Ja, als Jesus auf die Welt kam, kam quasi die Zeit zum Stillstand. Wie die Welt auf die Welt kam, damit beschäftigen sich die Bühnenkünstler Rost und Baesecke freilich auch - am kommenden Dienstag, 7. Dezember, zeigen sie ihr gleichnamiges Stück, das Schöpfungsgeschichten aus aller Welt versammelt und "Augen-Blicke auf den Beginn der Zeit" wirft, an ihrem Heimatort: im Bürgerhaus Pullach. Vom Zauber des Anfangs, der diesen Erzählungen innewohnt, ist indes derzeit wenig zu spüren. "Wir sind müde", sagt Rost. Die Zeiten, in denen man Pandemie, Lockdown und Bühnen-Zwangspause mit steter Energie, Kreativität und Tatkraft entgegengewirkt habe, sind momentan ein wenig passé. "Dieser Schwebezustand ist schwer auszuhalten", sagt Baesecke.

Freie Künstler wie die beiden Pullacher leiden derzeit wieder unter zahlreichen Terminabsagen, ab und an geht noch eine Schulvorstellung. Für ihr Theater-Fahrrad haben sie zudem ein kleines Pop-up-Kino entwickelt, mit dem sie im Sommer Wahlwerbung für die Grünen gemacht haben: Jetzt schmückt eine Lichterkette das Radl, am Lenker ist ein Beamer angebracht, am Fahrradkorb stecken zwei Stangen und zwischen diesen spannt sich eine Projektionsfläche. Damit im öffentlichen Raum aufzutauchen - beim Adventsingen oder auf Christkindlmärkten - und die selbst gedrehten Filme zu zeigen, war mal die Idee gewesen, angesichts der aktuellen Entwicklungen (inklusive Absagen und Verbote) erscheint die Umsetzung aber nur noch wenig wahrscheinlich.

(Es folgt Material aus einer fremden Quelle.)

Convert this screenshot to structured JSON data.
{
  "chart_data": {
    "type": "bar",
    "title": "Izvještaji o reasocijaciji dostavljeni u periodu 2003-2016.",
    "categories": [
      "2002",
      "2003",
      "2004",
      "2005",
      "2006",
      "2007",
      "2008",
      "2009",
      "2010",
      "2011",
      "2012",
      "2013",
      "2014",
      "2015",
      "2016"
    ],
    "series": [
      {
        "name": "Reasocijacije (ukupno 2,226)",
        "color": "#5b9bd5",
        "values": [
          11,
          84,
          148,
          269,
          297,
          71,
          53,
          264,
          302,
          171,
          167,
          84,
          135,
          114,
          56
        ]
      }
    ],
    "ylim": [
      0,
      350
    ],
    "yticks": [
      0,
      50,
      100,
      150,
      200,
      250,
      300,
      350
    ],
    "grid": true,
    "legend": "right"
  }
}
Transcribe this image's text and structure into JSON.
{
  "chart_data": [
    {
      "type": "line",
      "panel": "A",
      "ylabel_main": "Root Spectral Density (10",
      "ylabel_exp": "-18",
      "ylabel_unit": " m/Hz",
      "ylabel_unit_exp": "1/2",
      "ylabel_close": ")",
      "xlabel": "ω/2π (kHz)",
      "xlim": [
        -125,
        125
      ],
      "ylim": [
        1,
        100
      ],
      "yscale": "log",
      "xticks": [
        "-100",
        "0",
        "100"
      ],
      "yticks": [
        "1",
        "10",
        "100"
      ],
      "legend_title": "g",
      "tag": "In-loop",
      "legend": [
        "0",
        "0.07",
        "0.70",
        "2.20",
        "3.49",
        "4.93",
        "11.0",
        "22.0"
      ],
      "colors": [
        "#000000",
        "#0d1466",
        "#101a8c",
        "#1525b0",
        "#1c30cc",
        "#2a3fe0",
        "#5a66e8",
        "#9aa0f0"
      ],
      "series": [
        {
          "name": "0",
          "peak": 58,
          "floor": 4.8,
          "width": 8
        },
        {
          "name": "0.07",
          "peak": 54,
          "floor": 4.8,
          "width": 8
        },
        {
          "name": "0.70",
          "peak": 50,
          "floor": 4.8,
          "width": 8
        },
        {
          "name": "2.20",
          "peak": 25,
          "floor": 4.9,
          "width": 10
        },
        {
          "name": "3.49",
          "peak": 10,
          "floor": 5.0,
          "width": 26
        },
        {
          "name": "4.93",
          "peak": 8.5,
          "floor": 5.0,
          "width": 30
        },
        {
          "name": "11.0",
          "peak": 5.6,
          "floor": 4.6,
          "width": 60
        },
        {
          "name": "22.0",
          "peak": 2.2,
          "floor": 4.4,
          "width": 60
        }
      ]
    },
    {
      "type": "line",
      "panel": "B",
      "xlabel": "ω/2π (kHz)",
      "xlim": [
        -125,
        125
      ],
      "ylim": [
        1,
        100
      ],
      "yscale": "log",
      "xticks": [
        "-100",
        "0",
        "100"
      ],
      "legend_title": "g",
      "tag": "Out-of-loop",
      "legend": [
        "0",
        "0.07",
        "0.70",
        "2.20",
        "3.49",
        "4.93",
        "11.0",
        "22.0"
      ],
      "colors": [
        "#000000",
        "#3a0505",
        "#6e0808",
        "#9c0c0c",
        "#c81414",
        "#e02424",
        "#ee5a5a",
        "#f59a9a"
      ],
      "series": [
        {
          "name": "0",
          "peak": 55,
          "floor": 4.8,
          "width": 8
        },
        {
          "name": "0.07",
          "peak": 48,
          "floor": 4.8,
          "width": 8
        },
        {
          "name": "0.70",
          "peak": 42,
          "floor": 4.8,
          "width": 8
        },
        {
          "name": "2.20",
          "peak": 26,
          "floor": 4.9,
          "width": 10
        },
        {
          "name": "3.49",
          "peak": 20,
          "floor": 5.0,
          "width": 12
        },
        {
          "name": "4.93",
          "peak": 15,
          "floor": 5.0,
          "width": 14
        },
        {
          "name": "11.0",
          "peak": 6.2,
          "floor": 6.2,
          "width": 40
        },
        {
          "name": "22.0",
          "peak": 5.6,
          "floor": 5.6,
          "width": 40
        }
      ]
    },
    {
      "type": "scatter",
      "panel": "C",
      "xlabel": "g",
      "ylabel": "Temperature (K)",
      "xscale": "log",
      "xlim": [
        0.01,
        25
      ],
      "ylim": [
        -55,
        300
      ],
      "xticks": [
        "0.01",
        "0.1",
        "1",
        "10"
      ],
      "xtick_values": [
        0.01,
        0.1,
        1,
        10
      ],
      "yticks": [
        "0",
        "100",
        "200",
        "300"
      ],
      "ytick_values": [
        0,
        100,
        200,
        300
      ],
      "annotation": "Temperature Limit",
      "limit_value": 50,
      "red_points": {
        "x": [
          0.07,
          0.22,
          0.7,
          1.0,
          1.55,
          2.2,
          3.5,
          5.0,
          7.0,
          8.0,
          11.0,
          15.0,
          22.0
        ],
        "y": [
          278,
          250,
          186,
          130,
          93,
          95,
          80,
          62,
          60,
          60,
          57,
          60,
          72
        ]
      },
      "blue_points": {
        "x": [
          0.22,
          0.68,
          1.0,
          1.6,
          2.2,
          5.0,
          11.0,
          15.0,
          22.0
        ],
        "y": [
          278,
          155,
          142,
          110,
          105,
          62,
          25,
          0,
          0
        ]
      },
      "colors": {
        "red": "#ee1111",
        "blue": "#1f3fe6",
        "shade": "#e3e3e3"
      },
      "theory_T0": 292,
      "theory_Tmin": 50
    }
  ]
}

"Darauf hat die Welt im Moment wohl eher nicht gewartet", erklärt Baesecke. "Aber wir geben uns dennoch Mühe, das Licht hochzuhalten." Nun, wer ihre Produktion "Wie die Welt auf die Welt kam" in Pullach anschaut (Beginn: 20 Uhr), könnte dabei in der Tat innerlich erhellt und verzaubert werden. Rost und Baesecke entführen mit Schere, Stein und Papierobjekten, Geige, Küchenrolle und Seidenfahnen den Zuschauer auf Expeditionen zu den Ursprüngen: Schöpfungsgeschichten von der Genesis über Erzählungen aus Westafrika, Finnland oder China bis zur Big-Bang-Theory werden mit scheinbar simpler Raffinesse und dramaturgisch packend dargestellt. Hannah Stegmayer, die Leiterin des Bürgerhauses, freut sich auf das "Heimspiel" der beiden: "Sie haben immer viele Ideen und schaffen es, das auf kleinem Raum umzusetzen."

Karten für diese Vorstellung gibt es im Bürgerhaus (Telefon: 089/744 74 47 00) wie auch für andere Veranstaltungen, die in den folgenden Tagen geplant sind: das Jazz-Konzert mit dem Pablo Held Trio (9. Dezember) und das Klassikkonzert mit dem Boarte Piano Trio (10. Dezember). Es gilt 2 G plus, bei 25-prozentiger Auslastung haben etwas mehr als 100 Leute Platz, es gibt sogar eine Teststation gegenüber vom Bürgerhaus. Spontanes Testen vor der Veranstaltung ist indes nur schwer möglich, ein Termin ratsam. "Man muss seinen Theaterbesuch derzeit schon gut organisieren", sagt Stegmayer. Sie, Rost und Baesecke glauben gleichwohl, dass er sich lohnt.